Belum diperoleh konfirmasi dari Kejati Babel dan Kasatker OP Rudi Susilo terkait apa saja materi pemeriksaan.
Namun, melansir berita sebelumya, Kejati Babel sedang mengusut proyek rutin Satker OP BWS Babel tahun 2023-2024.
Dari informasi yang dihimpun, di antaranya proyek terkait 2 kolong di Pangkalpinang. Selain itu, proyek rutin perawatan irigasi juga dibidik pntaran dinilai terjadi penyimpangan.
Kerja 10 Hari Absensi Sebulan
Proyek pemeliharaan jaringan irigasi tahun 2023-2024, Satker OP BWS Babel di Kabupaten Bangka Selatan, Bangka Tengah, Bangka Induk dan Belitung dengan membentuk serta melibatkan 10 P3A (Perkumpulan Petani Pemakai Air) sebagai pelaksananya se-Bangka Belitung.

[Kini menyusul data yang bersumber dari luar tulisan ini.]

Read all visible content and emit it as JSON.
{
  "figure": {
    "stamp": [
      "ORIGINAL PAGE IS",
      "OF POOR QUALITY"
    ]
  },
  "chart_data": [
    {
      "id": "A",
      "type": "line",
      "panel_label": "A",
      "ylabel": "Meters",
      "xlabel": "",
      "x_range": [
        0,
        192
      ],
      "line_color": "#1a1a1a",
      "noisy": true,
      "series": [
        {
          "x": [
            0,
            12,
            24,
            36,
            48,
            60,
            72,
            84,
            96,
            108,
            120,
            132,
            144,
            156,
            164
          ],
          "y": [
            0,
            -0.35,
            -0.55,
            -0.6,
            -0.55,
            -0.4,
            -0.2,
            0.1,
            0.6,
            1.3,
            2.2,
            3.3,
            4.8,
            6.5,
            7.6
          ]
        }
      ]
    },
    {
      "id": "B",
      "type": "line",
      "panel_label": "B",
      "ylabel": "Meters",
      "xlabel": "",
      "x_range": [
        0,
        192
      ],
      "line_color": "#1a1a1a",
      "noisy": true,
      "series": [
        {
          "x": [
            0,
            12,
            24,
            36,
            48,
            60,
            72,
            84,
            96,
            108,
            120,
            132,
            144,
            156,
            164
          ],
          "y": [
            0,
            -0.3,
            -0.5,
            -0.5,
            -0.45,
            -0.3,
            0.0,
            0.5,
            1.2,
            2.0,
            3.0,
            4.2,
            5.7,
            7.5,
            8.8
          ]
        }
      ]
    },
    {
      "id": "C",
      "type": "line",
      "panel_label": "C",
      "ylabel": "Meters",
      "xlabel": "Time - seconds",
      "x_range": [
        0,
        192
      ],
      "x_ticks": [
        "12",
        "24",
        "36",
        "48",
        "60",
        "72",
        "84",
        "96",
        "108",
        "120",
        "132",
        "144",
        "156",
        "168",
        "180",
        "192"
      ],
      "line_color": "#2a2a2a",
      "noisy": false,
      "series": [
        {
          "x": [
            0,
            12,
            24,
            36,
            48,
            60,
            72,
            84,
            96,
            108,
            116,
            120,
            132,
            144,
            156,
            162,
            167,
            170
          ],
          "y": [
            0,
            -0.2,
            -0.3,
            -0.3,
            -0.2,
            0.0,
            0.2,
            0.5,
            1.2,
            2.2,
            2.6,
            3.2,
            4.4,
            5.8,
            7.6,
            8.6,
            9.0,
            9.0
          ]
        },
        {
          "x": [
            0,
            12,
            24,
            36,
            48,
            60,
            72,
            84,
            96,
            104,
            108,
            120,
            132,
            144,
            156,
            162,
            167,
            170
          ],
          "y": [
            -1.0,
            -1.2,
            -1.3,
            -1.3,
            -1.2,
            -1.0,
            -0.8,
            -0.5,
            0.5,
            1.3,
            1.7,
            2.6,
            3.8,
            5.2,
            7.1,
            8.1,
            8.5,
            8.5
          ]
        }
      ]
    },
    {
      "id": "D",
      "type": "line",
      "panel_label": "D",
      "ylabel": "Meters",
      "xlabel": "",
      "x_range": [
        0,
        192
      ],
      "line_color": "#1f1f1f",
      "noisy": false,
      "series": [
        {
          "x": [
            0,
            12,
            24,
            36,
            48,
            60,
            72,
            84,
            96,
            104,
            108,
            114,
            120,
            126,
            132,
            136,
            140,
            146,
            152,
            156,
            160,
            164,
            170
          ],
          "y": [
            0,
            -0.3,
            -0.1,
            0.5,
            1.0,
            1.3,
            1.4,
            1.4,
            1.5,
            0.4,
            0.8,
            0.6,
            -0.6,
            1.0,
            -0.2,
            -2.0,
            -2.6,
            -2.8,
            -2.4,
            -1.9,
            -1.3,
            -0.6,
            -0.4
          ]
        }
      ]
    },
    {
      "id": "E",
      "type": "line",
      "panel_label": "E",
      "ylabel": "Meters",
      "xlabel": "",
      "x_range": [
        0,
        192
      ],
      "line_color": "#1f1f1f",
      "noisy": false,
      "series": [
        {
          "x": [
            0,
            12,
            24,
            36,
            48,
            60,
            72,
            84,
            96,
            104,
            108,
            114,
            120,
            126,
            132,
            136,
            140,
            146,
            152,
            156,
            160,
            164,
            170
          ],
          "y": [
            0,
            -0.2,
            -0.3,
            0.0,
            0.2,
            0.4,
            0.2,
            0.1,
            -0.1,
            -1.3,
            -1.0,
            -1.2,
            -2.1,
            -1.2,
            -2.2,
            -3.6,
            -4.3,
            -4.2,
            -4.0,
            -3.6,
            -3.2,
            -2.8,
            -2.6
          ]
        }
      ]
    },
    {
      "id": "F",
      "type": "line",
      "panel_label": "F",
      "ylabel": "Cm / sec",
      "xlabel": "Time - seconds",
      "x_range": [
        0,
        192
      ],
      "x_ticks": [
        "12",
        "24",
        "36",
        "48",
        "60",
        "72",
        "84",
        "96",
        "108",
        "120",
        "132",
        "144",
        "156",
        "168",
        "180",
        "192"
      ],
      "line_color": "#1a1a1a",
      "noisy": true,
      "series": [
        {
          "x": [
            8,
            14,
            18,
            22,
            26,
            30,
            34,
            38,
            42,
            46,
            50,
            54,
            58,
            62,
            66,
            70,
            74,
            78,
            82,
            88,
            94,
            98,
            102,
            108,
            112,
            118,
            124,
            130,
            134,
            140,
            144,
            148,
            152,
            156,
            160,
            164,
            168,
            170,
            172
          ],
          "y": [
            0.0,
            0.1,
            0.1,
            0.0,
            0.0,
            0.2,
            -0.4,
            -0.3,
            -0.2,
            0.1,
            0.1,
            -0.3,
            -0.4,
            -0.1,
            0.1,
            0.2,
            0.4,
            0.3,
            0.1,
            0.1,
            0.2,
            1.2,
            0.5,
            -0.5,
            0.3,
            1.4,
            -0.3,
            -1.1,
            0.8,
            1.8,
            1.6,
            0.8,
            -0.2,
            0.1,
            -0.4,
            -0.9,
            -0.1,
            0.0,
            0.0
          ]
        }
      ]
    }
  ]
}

Untuk Tahun 2023, Program P3-TGAI di
Wilayah Sungai Bangka memfokuskan 10 Titik Daerah Irigasi yaitu:
I. 2 Daerah Irigasi rias : P3A Sadar Makmur, P3A Tirta Jaya
II. Daerah Irigasi Serdang : P3A Serdang Maju,
III. Daerah Irigasi Pergem : GP3A Nyirih Kemis
IV. Daerah Irigasi Namang : P3A Pelawan Jaya
V. Daerah Irigasi Belilik : P3A Aik Danau
VI. 2 Daerah Irigasi Kemuja : P3A Aik Senggulong, P3A Redap.